Discovered in the Jordan, Orontes, and Tigris Euphrates River Basin on about 1880, Garra Rufa fish survived in a hostile environment.
They feed on Algae, Protoplantons, and Zooplantons, but if unavailable, they feed on dead skin of human bathers. They live in waters of temperatures from 35 to 43 C, which often kills nutrient life. A Middle Eastern shepherd stumbled upon its therapeutic value when after injuring his foot, submerged it into the water, and the fish swarmed it. The fish have no teeth, so he allowed them to suck on the wound. When it healed, he spread the wondrous news, attracting people to the warm waters. Soon, Kangal, and Sivas, towns in Turkey, began breeding and exporting them.
The “treatment” is familiar in many countries across Europe, Asia, and the US. It was slow to take off due to skeptical dermatologists. It has been used to alleviate psoriasis and eczema. Even today, physicians worry about contagion but this could be controlled by prudent precautions.

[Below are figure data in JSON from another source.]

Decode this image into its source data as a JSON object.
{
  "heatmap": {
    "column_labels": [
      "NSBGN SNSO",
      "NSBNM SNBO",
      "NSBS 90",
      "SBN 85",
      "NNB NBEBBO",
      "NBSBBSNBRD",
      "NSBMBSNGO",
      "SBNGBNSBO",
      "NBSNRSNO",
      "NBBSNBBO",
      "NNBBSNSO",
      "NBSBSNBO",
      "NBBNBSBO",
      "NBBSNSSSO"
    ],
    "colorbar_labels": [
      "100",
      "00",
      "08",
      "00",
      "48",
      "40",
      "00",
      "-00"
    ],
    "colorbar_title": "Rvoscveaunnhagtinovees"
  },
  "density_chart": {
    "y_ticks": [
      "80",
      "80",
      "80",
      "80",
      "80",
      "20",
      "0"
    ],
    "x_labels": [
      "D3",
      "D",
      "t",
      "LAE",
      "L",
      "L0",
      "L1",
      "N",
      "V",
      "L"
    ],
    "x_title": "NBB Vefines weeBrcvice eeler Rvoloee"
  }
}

During the past few months, I have noticed this fish therapy has proliferated throughout many towns and cities in Thailand. There were probes throughout various Asian cities, but it was the Thai entrepreneurs who seized the business opportunity, particularly when it was connected to the tourism industry. The most elaborate is The Rock Valley Hot Spring and Fish Spa in Kanchanaburi located near The Bridge of The River Kawi. The premises are landscaped like a garden grotto, with the pools in a natural setting. In other locales, “The Fish Treatment” would be found in massage parlors, and beauty salons. In Bangkok, they can be found on Khaosan Road, Phra Athit, Luan Som, and Siam Square. At Phra Athit, relaxation is almost devoted entirely on the fish with tanks set in an open chamber close to the front window, an inducement for walk-in customers. I was one of them. I tried it. It was a novel and pleasant experience. For a while, my calloused feet were planed smooth.